----- (0/5 stars) for expertise on consulting
Alan Weiss is, in his own words (see the youtube video on his talk at Harvard), not a consultant: "I am not doing wholesale consulting anymore, but doing mostly retail consulting". All his consulting wisdom stems thus not from consulting to corporate clients, but nearly exclusively from consulting for individual consultants.
This is important. Weiss's business model is a bit at odds with the business model of most consultants. Weiss makes money by selling books, consultants make money by actually helping clients. Weiss success as a (so called) consultant/bookseller does not qualify him at all to tell other consultants how to better help corporate clients. Weiss does provide an example, albeit a questionable one, on how to write and recycle books that sell.
Not once in his books you will find an example on how Weiss actually helped a corporate client.
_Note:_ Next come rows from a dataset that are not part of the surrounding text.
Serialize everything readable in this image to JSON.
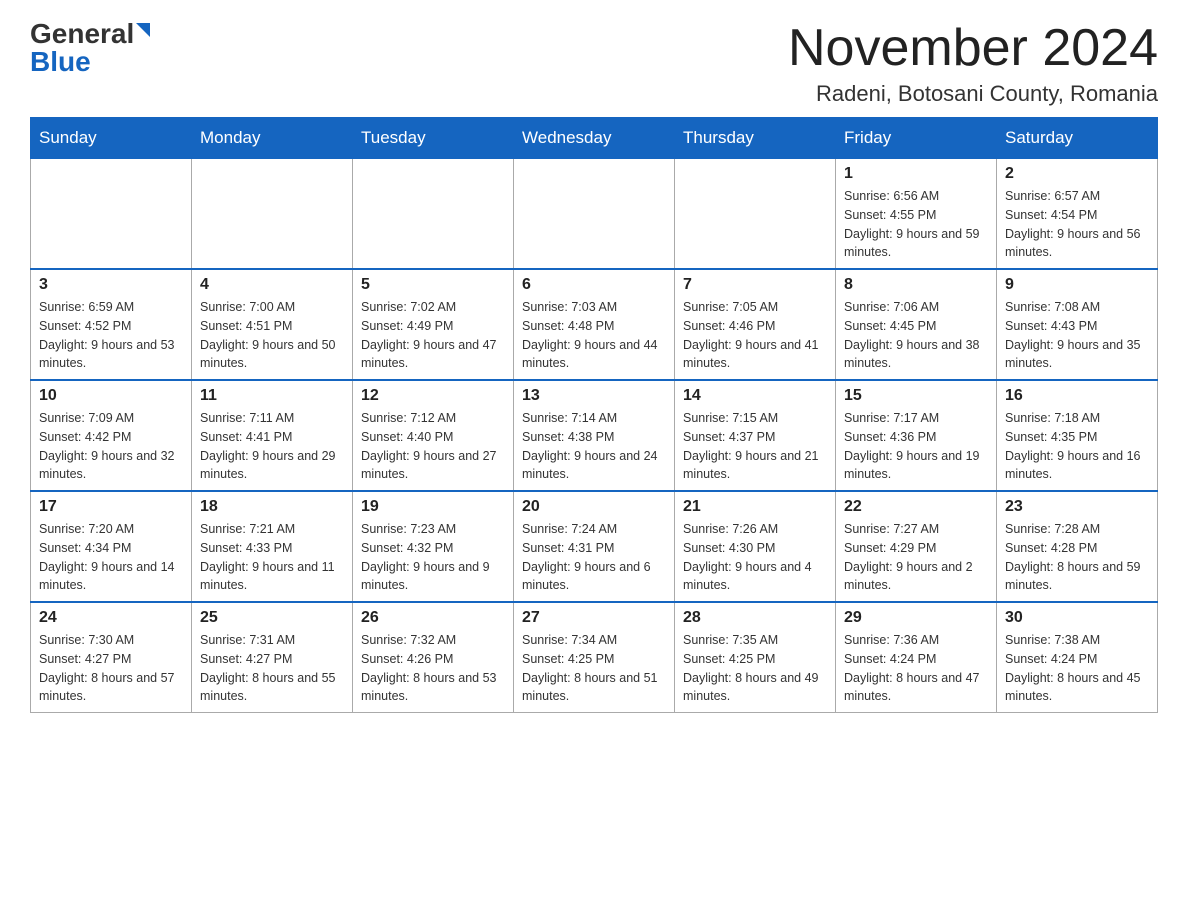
{
  "header": {
    "logo_general": "General",
    "logo_blue": "Blue",
    "month": "November 2024",
    "location": "Radeni, Botosani County, Romania"
  },
  "days_of_week": [
    "Sunday",
    "Monday",
    "Tuesday",
    "Wednesday",
    "Thursday",
    "Friday",
    "Saturday"
  ],
  "weeks": [
    [
      {
        "day": "",
        "info": ""
      },
      {
        "day": "",
        "info": ""
      },
      {
        "day": "",
        "info": ""
      },
      {
        "day": "",
        "info": ""
      },
      {
        "day": "",
        "info": ""
      },
      {
        "day": "1",
        "info": "Sunrise: 6:56 AM\nSunset: 4:55 PM\nDaylight: 9 hours and 59 minutes."
      },
      {
        "day": "2",
        "info": "Sunrise: 6:57 AM\nSunset: 4:54 PM\nDaylight: 9 hours and 56 minutes."
      }
    ],
    [
      {
        "day": "3",
        "info": "Sunrise: 6:59 AM\nSunset: 4:52 PM\nDaylight: 9 hours and 53 minutes."
      },
      {
        "day": "4",
        "info": "Sunrise: 7:00 AM\nSunset: 4:51 PM\nDaylight: 9 hours and 50 minutes."
      },
      {
        "day": "5",
        "info": "Sunrise: 7:02 AM\nSunset: 4:49 PM\nDaylight: 9 hours and 47 minutes."
      },
      {
        "day": "6",
        "info": "Sunrise: 7:03 AM\nSunset: 4:48 PM\nDaylight: 9 hours and 44 minutes."
      },
      {
        "day": "7",
        "info": "Sunrise: 7:05 AM\nSunset: 4:46 PM\nDaylight: 9 hours and 41 minutes."
      },
      {
        "day": "8",
        "info": "Sunrise: 7:06 AM\nSunset: 4:45 PM\nDaylight: 9 hours and 38 minutes."
      },
      {
        "day": "9",
        "info": "Sunrise: 7:08 AM\nSunset: 4:43 PM\nDaylight: 9 hours and 35 minutes."
      }
    ],
    [
      {
        "day": "10",
        "info": "Sunrise: 7:09 AM\nSunset: 4:42 PM\nDaylight: 9 hours and 32 minutes."
      },
      {
        "day": "11",
        "info": "Sunrise: 7:11 AM\nSunset: 4:41 PM\nDaylight: 9 hours and 29 minutes."
      },
      {
        "day": "12",
        "info": "Sunrise: 7:12 AM\nSunset: 4:40 PM\nDaylight: 9 hours and 27 minutes."
      },
      {
        "day": "13",
        "info": "Sunrise: 7:14 AM\nSunset: 4:38 PM\nDaylight: 9 hours and 24 minutes."
      },
      {
        "day": "14",
        "info": "Sunrise: 7:15 AM\nSunset: 4:37 PM\nDaylight: 9 hours and 21 minutes."
      },
      {
        "day": "15",
        "info": "Sunrise: 7:17 AM\nSunset: 4:36 PM\nDaylight: 9 hours and 19 minutes."
      },
      {
        "day": "16",
        "info": "Sunrise: 7:18 AM\nSunset: 4:35 PM\nDaylight: 9 hours and 16 minutes."
      }
    ],
    [
      {
        "day": "17",
        "info": "Sunrise: 7:20 AM\nSunset: 4:34 PM\nDaylight: 9 hours and 14 minutes."
      },
      {
        "day": "18",
        "info": "Sunrise: 7:21 AM\nSunset: 4:33 PM\nDaylight: 9 hours and 11 minutes."
      },
      {
        "day": "19",
        "info": "Sunrise: 7:23 AM\nSunset: 4:32 PM\nDaylight: 9 hours and 9 minutes."
      },
      {
        "day": "20",
        "info": "Sunrise: 7:24 AM\nSunset: 4:31 PM\nDaylight: 9 hours and 6 minutes."
      },
      {
        "day": "21",
        "info": "Sunrise: 7:26 AM\nSunset: 4:30 PM\nDaylight: 9 hours and 4 minutes."
      },
      {
        "day": "22",
        "info": "Sunrise: 7:27 AM\nSunset: 4:29 PM\nDaylight: 9 hours and 2 minutes."
      },
      {
        "day": "23",
        "info": "Sunrise: 7:28 AM\nSunset: 4:28 PM\nDaylight: 8 hours and 59 minutes."
      }
    ],
    [
      {
        "day": "24",
        "info": "Sunrise: 7:30 AM\nSunset: 4:27 PM\nDaylight: 8 hours and 57 minutes."
      },
      {
        "day": "25",
        "info": "Sunrise: 7:31 AM\nSunset: 4:27 PM\nDaylight: 8 hours and 55 minutes."
      },
      {
        "day": "26",
        "info": "Sunrise: 7:32 AM\nSunset: 4:26 PM\nDaylight: 8 hours and 53 minutes."
      },
      {
        "day": "27",
        "info": "Sunrise: 7:34 AM\nSunset: 4:25 PM\nDaylight: 8 hours and 51 minutes."
      },
      {
        "day": "28",
        "info": "Sunrise: 7:35 AM\nSunset: 4:25 PM\nDaylight: 8 hours and 49 minutes."
      },
      {
        "day": "29",
        "info": "Sunrise: 7:36 AM\nSunset: 4:24 PM\nDaylight: 8 hours and 47 minutes."
      },
      {
        "day": "30",
        "info": "Sunrise: 7:38 AM\nSunset: 4:24 PM\nDaylight: 8 hours and 45 minutes."
      }
    ]
  ]
}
What I - as a consultant or corporate buyer of consulting services - am looking for is a track record: (a) what was the client's situation before the engagement of Weiss? (b) what did Weiss do, specifically? (c) what is Weiss unique approach, what are his tools, methods? (d) what are the results after Weiss left? how were results measured or audited? (e) what are any long-term lasting benefits of this engagement?
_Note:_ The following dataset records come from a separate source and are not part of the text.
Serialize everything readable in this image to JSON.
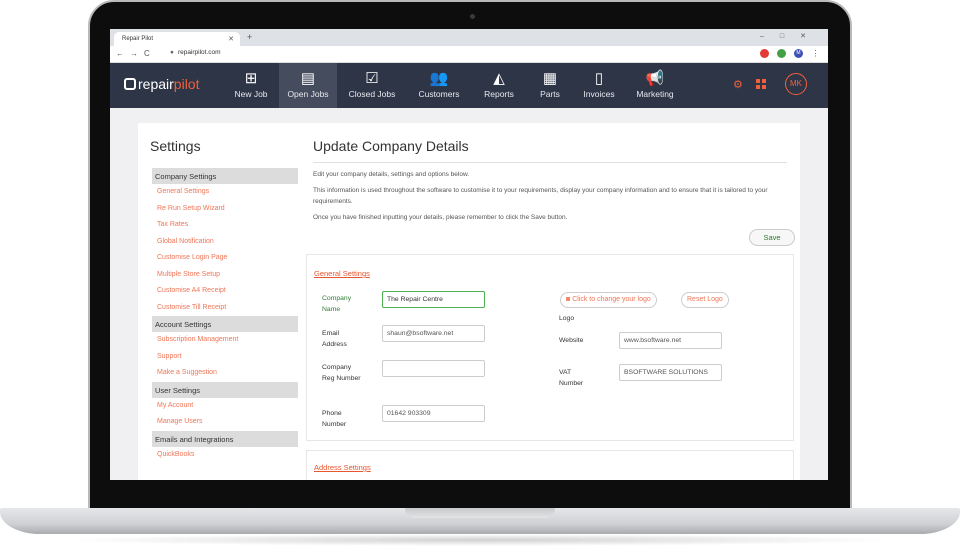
{
  "browser": {
    "tab_title": "Repair Pilot",
    "url": "repairpilot.com",
    "new_tab": "+",
    "window_controls": "–□✕",
    "nav_buttons": "←→C"
  },
  "app": {
    "logo_repair": "repair",
    "logo_pilot": "pilot",
    "nav": [
      {
        "label": "New Job",
        "icon": "plus-square-icon"
      },
      {
        "label": "Open Jobs",
        "icon": "clipboard-icon"
      },
      {
        "label": "Closed Jobs",
        "icon": "clipboard-check-icon"
      },
      {
        "label": "Customers",
        "icon": "users-icon"
      },
      {
        "label": "Reports",
        "icon": "area-chart-icon"
      },
      {
        "label": "Parts",
        "icon": "boxes-icon"
      },
      {
        "label": "Invoices",
        "icon": "file-icon"
      },
      {
        "label": "Marketing",
        "icon": "megaphone-icon"
      }
    ],
    "avatar_initials": "MK",
    "accent": "#f0603a",
    "nav_bg": "#2e3547"
  },
  "sidebar": {
    "title": "Settings",
    "groups": [
      {
        "heading": "Company Settings",
        "links": [
          "General Settings",
          "Re Run Setup Wizard",
          "Tax Rates",
          "Global Notification",
          "Customise Login Page",
          "Multiple Store Setup",
          "Customise A4 Receipt",
          "Customise Till Receipt"
        ]
      },
      {
        "heading": "Account Settings",
        "links": [
          "Subscription Management",
          "Support",
          "Make a Suggestion"
        ]
      },
      {
        "heading": "User Settings",
        "links": [
          "My Account",
          "Manage Users"
        ]
      },
      {
        "heading": "Emails and Integrations",
        "links": [
          "QuickBooks"
        ]
      }
    ]
  },
  "main": {
    "title": "Update Company Details",
    "intro_1": "Edit your company details, settings and options below.",
    "intro_2": "This information is used throughout the software to customise it to your requirements, display your company information and to ensure that it is tailored to your requirements.",
    "intro_3": "Once you have finished inputting your details, please remember to click the Save button.",
    "save_label": "Save",
    "general_settings_link": "General Settings",
    "address_settings_link": "Address Settings",
    "fields": {
      "company_name_label": "Company Name",
      "company_name_value": "The Repair Centre",
      "email_label": "Email Address",
      "email_value": "shaun@bsoftware.net",
      "reg_label": "Company Reg Number",
      "reg_value": "",
      "phone_label": "Phone Number",
      "phone_value": "01642 903309",
      "logo_label": "Logo",
      "change_logo_label": "Click to change your logo",
      "reset_logo_label": "Reset Logo",
      "website_label": "Website",
      "website_value": "www.bsoftware.net",
      "vat_label": "VAT Number",
      "vat_value": "BSOFTWARE SOLUTIONS"
    }
  }
}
Unfortunately, the author provides absolutely no information at all about his track record as corporate consultant. Sincerely and unfortunately, I have no idea what the author actually does as a consultant. Most corporate buyers probably have no idea either, so maybe this is the reason the author now consults consultants and not companies.
I also do not believe the author's claims of his "US $ 3 million in annual revenues"; he says he takes "all the money out at the end of every year" (which makes it hard to verify the claims by analysing publicly available records), but the fact that he does so does not bode well for his credibility. The author drives Ferraris and Bentleys presumably to impress others on his qualities and success. Well, I say, we have seen that. Ponzi schemes operate in a very similar way: operators of Ponzi schemes show off their wealth, money and Ferraris come in, ... until the first critical individuals (or the FTC/IRS) find out that there is no substance there, there is, as Alain says "no there there".
The author is, in his own words (see video), passionate about "rethoric", which he considers "the most important capability of consultants". You do not have to read Gorgias by Platon (but I urge you to do so), but I share Socrates disrespect for rethorics: an art which is "all about appearing without actually knowing".
Is Weiss a fraudster? The reader may decide: Ponzi schemes can go on for a while, but all of them eventually collapse.
***** (5/5 stars) for expertise on pricing
This book is an excellent source for advice on pricing of consultant services. I share the authors concerns on hourly or daily fees (he calls them "immoral" and talks about an "inherent conflict" of hourly rates) and offers some excellent suggestions on how to use value-based pricing for consultancy services. For his thoughts on pricing, this book is great.